September 4, 2009
100 Years Ago in the Forward
A letter we received from our correspondent in Galicia, Poland, details some unusual activity involving local Jews. First, he reports on an honest-to-goodness duel between two Jewish boys over a beautiful girl. Duels, which have long been popular methods of solving disputes, have never been particularly popular with Jews, but apparently it’s never too late to begin. The whole thing stemmed from a beauty pageant that some local Zionists organized: Two boys who wanted to support their respective girlfriends got into it over who’s girl was more beautiful, and they decided to have a duel. They got to the point where they needed to decide whether to use revolvers, knives or swords, and, seeing the weapons at hand, both boys decided to back down.
75 Years Ago In the Forward
The High Holy Days are approaching, and that can mean only one thing: Jewish communists in the Soviet Union are gearing up for their yearly war with God. There are many reports in the communist Yiddish papers about how religious the Jews in the shtetls still are — even the laborers. Out of Kharkov come the comments of the Yiddish paper The Shtern, which reports, “Like toads that sense the nearness of a swamp and sound off with their croaking, so do those who speculate on the power of tradition, the religious leftovers of those segments of downtrodden workers.”

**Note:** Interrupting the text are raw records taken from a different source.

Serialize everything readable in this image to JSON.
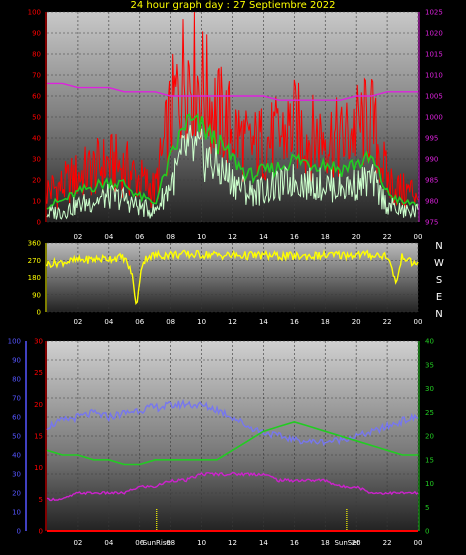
{
  "title": "24 hour graph day : 27 Septiembre 2022",
  "colors": {
    "wind_gust": "#ff0000",
    "wind_avg": "#22cc22",
    "wind_now": "#ccffcc",
    "pressure": "#dd22dd",
    "direction": "#ffff00",
    "humidity": "#7777ee",
    "temperature": "#22cc22",
    "dewpoint": "#cc22cc",
    "rain": "#ff0000",
    "marker": "#ffff00",
    "axis_left_top": "#ff0000",
    "axis_right_top": "#dd22dd",
    "axis_left_bottom": "#5555ff",
    "axis_left2_bottom": "#ff0000",
    "axis_right_bottom": "#22cc22"
  },
  "x_ticks": [
    "02",
    "04",
    "06",
    "08",
    "10",
    "12",
    "14",
    "16",
    "18",
    "20",
    "22",
    "00"
  ],
  "chart_data": [
    {
      "type": "line",
      "name": "wind-pressure-chart",
      "x": [
        0,
        1,
        2,
        3,
        4,
        5,
        6,
        7,
        8,
        9,
        10,
        11,
        12,
        13,
        14,
        15,
        16,
        17,
        18,
        19,
        20,
        21,
        22,
        23,
        24
      ],
      "series": [
        {
          "values": [
            15,
            17,
            22,
            25,
            28,
            26,
            20,
            15,
            50,
            75,
            65,
            52,
            45,
            35,
            38,
            40,
            46,
            40,
            42,
            38,
            45,
            48,
            20,
            14,
            15
          ]
        },
        {
          "values": [
            8,
            10,
            14,
            17,
            19,
            18,
            12,
            9,
            30,
            48,
            45,
            38,
            30,
            22,
            24,
            26,
            30,
            28,
            28,
            25,
            28,
            30,
            14,
            9,
            9
          ]
        },
        {
          "values": [
            4,
            5,
            8,
            10,
            12,
            11,
            7,
            5,
            18,
            35,
            32,
            26,
            20,
            14,
            15,
            17,
            20,
            18,
            18,
            16,
            18,
            20,
            8,
            5,
            5
          ]
        },
        {
          "values": [
            1008,
            1008,
            1007,
            1007,
            1007,
            1006,
            1006,
            1006,
            1005,
            1005,
            1005,
            1005,
            1005,
            1005,
            1005,
            1004,
            1004,
            1004,
            1004,
            1004,
            1005,
            1005,
            1006,
            1006,
            1006
          ]
        }
      ],
      "y_ticks": [
        0,
        10,
        20,
        30,
        40,
        50,
        60,
        70,
        80,
        90,
        100
      ],
      "ylim": [
        0,
        100
      ],
      "y2_ticks": [
        975,
        980,
        985,
        990,
        995,
        1000,
        1005,
        1010,
        1015,
        1020,
        1025
      ],
      "y2lim": [
        975,
        1025
      ],
      "xlim": [
        0,
        24
      ]
    },
    {
      "type": "line",
      "name": "direction-chart",
      "x": [
        0,
        1,
        2,
        3,
        4,
        5,
        5.5,
        5.8,
        6.1,
        6.5,
        7,
        8,
        10,
        12,
        14,
        16,
        18,
        20,
        22,
        22.6,
        23,
        23.5,
        24
      ],
      "series": [
        {
          "values": [
            250,
            260,
            270,
            275,
            280,
            285,
            200,
            20,
            240,
            290,
            295,
            300,
            300,
            295,
            295,
            290,
            295,
            300,
            295,
            150,
            300,
            260,
            250
          ]
        }
      ],
      "y_ticks": [
        0,
        90,
        180,
        270,
        360
      ],
      "ylim": [
        0,
        360
      ],
      "direction_labels": [
        "N",
        "W",
        "S",
        "E",
        "N"
      ],
      "xlim": [
        0,
        24
      ]
    },
    {
      "type": "line",
      "name": "temp-humidity-chart",
      "x": [
        0,
        1,
        2,
        3,
        4,
        5,
        6,
        7,
        8,
        9,
        10,
        11,
        12,
        13,
        14,
        15,
        16,
        17,
        18,
        19,
        20,
        21,
        22,
        23,
        24
      ],
      "series": [
        {
          "values": [
            55,
            58,
            60,
            62,
            60,
            62,
            64,
            65,
            66,
            67,
            66,
            64,
            60,
            55,
            52,
            50,
            48,
            47,
            47,
            48,
            50,
            52,
            55,
            58,
            60
          ]
        },
        {
          "values": [
            17,
            16,
            16,
            15,
            15,
            14,
            14,
            15,
            15,
            15,
            15,
            15,
            17,
            19,
            21,
            22,
            23,
            22,
            21,
            20,
            19,
            18,
            17,
            16,
            16
          ]
        },
        {
          "values": [
            5,
            5,
            6,
            6,
            6,
            6,
            7,
            7,
            8,
            8,
            9,
            9,
            9,
            9,
            9,
            8,
            8,
            8,
            8,
            7,
            7,
            6,
            6,
            6,
            6
          ]
        },
        {
          "values": [
            0,
            0,
            0,
            0,
            0,
            0,
            0,
            0,
            0,
            0,
            0,
            0,
            0,
            0,
            0,
            0,
            0,
            0,
            0,
            0,
            0,
            0,
            0,
            0,
            0
          ]
        }
      ],
      "y_ticks": [
        0,
        10,
        20,
        30,
        40,
        50,
        60,
        70,
        80,
        90,
        100
      ],
      "ylim": [
        0,
        100
      ],
      "y2_ticks": [
        0,
        5,
        10,
        15,
        20,
        25,
        30
      ],
      "y2lim": [
        0,
        30
      ],
      "y3_ticks": [
        0,
        5,
        10,
        15,
        20,
        25,
        30,
        35,
        40
      ],
      "y3lim": [
        0,
        40
      ],
      "sunrise_x": 7.1,
      "sunset_x": 19.4,
      "sunrise_label": "SunRise",
      "sunset_label": "SunSet",
      "xlim": [
        0,
        24
      ]
    }
  ]
}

50 Years Ago In the Forward
Although Soviet officials reiterate the fact that religious freedom exists in the Soviet Union, Jewish religious life, according to recent reports, is dead in the USSR. There are virtually no brises, no bar mitzvahs and no religious wedding ceremonies, and only occasionally are words of a religious nature said at Jewish funerals. While the government claims that the number of synagogues in the USSR has doubled since the end of World War II, real statistics indicate that their number has been greatly reduced. Those synagogues that are open suffer from a lack of prayer books, prayer shawls and other religious items. The real problem, however, is that the Soviet Union refuses to allow Jews to have any sort of official organization, leaving individual Jews to fend for themselves.